Том 4. Приключения Тома Сойера. Жизнь на Миссисипи (Твен) - страница 251

Только один предмет высится над плещущими волнами: мачта корабля, давно погибшего при попытке пройти через мель; она все еще стоит — печальный свидетель былого крушения и зловещий пророк крушения грядущего».

Вот впечатления достопочтенного Чарльза-Огастэса Мэррея (от реки близ Сент-Луиса) семь лет спустя:

«Только поднявшись по мощному потоку на пятьдесят — сто миль и окинув его не только оком телесным, но и оком воображения, начинаешь понимать всю его силу и величие. Видишь, как он оплодотворяет бескрайнюю долину, как течение несет трофеи бесчисленных побед над подрытыми водою лесами — то унося большие глыбы земли с их растительностью, то образуя острова, предназначенные в будущем стать местом жительства человека. И пока предаешься этим размышлениям, приходит пора, когда мысль подсказывает тебе, что поток уже прошел до тебя две или три тысячи миль, а предстоит ему пройти еще тысячу триста миль, чтобы достигнуть места своего назначения — океана».
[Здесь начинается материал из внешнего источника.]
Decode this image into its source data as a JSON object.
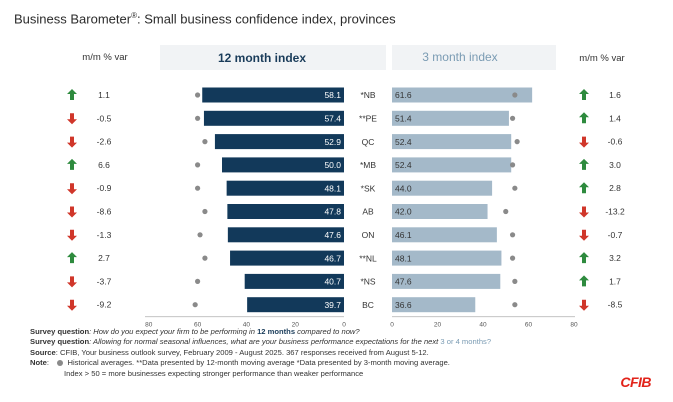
{
  "title": {
    "main": "Business Barometer",
    "reg": "®",
    "rest": ": Small business confidence index, provinces"
  },
  "headers": {
    "left_var": "m/m % var",
    "index_12": "12 month index",
    "index_3": "3 month index",
    "right_var": "m/m % var"
  },
  "colors": {
    "bar_12": "#12395a",
    "bar_3": "#a4b9c9",
    "up_arrow": "#2e8b3e",
    "down_arrow": "#d0362a",
    "dot": "#8a8a8a",
    "header_3": "#7a9bb3"
  },
  "chart_data": {
    "type": "bar",
    "title": "Business Barometer®: Small business confidence index, provinces",
    "categories": [
      "*NB",
      "**PE",
      "QC",
      "*MB",
      "*SK",
      "AB",
      "ON",
      "**NL",
      "*NS",
      "BC"
    ],
    "series": [
      {
        "name": "12 month index",
        "values": [
          58.1,
          57.4,
          52.9,
          50.0,
          48.1,
          47.8,
          47.6,
          46.7,
          40.7,
          39.7
        ],
        "labels": [
          "58.1",
          "57.4",
          "52.9",
          "50.0",
          "48.1",
          "47.8",
          "47.6",
          "46.7",
          "40.7",
          "39.7"
        ],
        "historical_avg": [
          60,
          60,
          57,
          60,
          60,
          57,
          59,
          57,
          60,
          61
        ],
        "mm_var": [
          "1.1",
          "-0.5",
          "-2.6",
          "6.6",
          "-0.9",
          "-8.6",
          "-1.3",
          "2.7",
          "-3.7",
          "-9.2"
        ],
        "direction": [
          "up",
          "down",
          "down",
          "up",
          "down",
          "down",
          "down",
          "up",
          "down",
          "down"
        ]
      },
      {
        "name": "3 month index",
        "values": [
          61.6,
          51.4,
          52.4,
          52.4,
          44.0,
          42.0,
          46.1,
          48.1,
          47.6,
          36.6
        ],
        "labels": [
          "61.6",
          "51.4",
          "52.4",
          "52.4",
          "44.0",
          "42.0",
          "46.1",
          "48.1",
          "47.6",
          "36.6"
        ],
        "historical_avg": [
          54,
          53,
          55,
          53,
          54,
          50,
          53,
          53,
          54,
          54
        ],
        "mm_var": [
          "1.6",
          "1.4",
          "-0.6",
          "3.0",
          "2.8",
          "-13.2",
          "-0.7",
          "3.2",
          "1.7",
          "-8.5"
        ],
        "direction": [
          "up",
          "up",
          "down",
          "up",
          "up",
          "down",
          "down",
          "up",
          "up",
          "down"
        ]
      }
    ],
    "axis_left": {
      "ticks": [
        "80",
        "60",
        "40",
        "20",
        "0"
      ],
      "ylim": [
        0,
        80
      ],
      "reversed": true
    },
    "axis_right": {
      "ticks": [
        "0",
        "20",
        "40",
        "60",
        "80"
      ],
      "ylim": [
        0,
        80
      ]
    },
    "legend": "none",
    "grid": false
  },
  "notes": {
    "q1_label": "Survey question",
    "q1_text_a": ": How do you expect your firm to be performing in ",
    "q1_hl": "12 months",
    "q1_text_b": " compared to now?",
    "q2_label": "Survey question",
    "q2_text_a": ": Allowing for normal seasonal influences, what are your business performance expectations for the next ",
    "q2_hl": "3 or 4 months?",
    "source_label": "Source",
    "source_text": ": CFIB, Your business outlook survey, February 2009 - August 2025. 367 responses received from August 5-12.",
    "note_label": "Note",
    "note_text_a": ":",
    "note_text_b": "Historical averages. **Data presented by 12-month moving average *Data presented by 3-month moving average.",
    "note_line2": "Index > 50 = more businesses expecting stronger performance than weaker performance"
  },
  "logo": "CFIB"
}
А теперь познакомьтесь с впечатлениями капитана королевского флота Марриэта, автора морских романов, писавшего в 1837 году, через три года после мистера Мэррея:

«Вероятно, никогда в летописях человечества не было еще примера, чтобы на один век приходилось столько упорных, неприкрытых преступлений, какие можно собрать в истории бурной, запятнанной кровью Миссисипи. Самый вид реки как нельзя лучше соответствует делам, совершавшимся на ней. Она не похожа на большинство рек, приятных для взора, дарящих на своем пути плодородие; не такова она, чтобы глазу хотелось отдохнуть, глядя на ее течение, чтобы можно было бродить по ее берегу или беспечно вверять себя ее волнам… Это бешеный, быстрый, угрюмый поток, насыщенный размытой почвой; и из тех, кто попал в его волны, мало кто выплыл: пловцы не могут долго продержаться на его поверхности без дружеской помощи какого-нибудь бревна[22]. В этой реке водятся самые жесткие и несъедобные рыбы, вроде сома и его сородичей, а ниже по течению ютятся смрадные аллигаторы, и в береговых зарослях камыша греются на солнце пантеры, почти недоступные для человека. Река катит свои неудержимые воды сквозь дикую чащобу, мимо деревьев, годных разве только на топливо, она сметает по пути целые леса, которые исчезают в бешеном водовороте, увлекаемые потоком, теперь отягощенном землей, что питала их корни, и часто преграждают путь водам, на время меняют русло реки, которая, как бы злясь на сопротивление, заливает и опустошает все окрестности, а пробившись в прежнее русло, повсюду разбрасывает вырванных с корнем лесных властелинов (на их ветви уж никогда не сядут птицы, не вскарабкаются еноты, опоссумы и белки), превращая их в ловушки для смельчаков, идущих под парами в ее водах, так что, налетев на эти скрытые препятствия, которые прошибают днище, суда часто даже не успевают повернуть и дойти до берега, но идут ко дну. Ничего отрадного не связано с этой гигантской сточной трубой Западной Америки, изливающей грязь и Мексиканский залив и оскверняющей прозрачное синее море на много миль от устья. Это проклятая река, и она напоминает не ангела, сошедшего на землю для блага людского, как другие прекрасные реки, но всем мнится дьяволом, чью мощь могла победить только чудесная сила пара».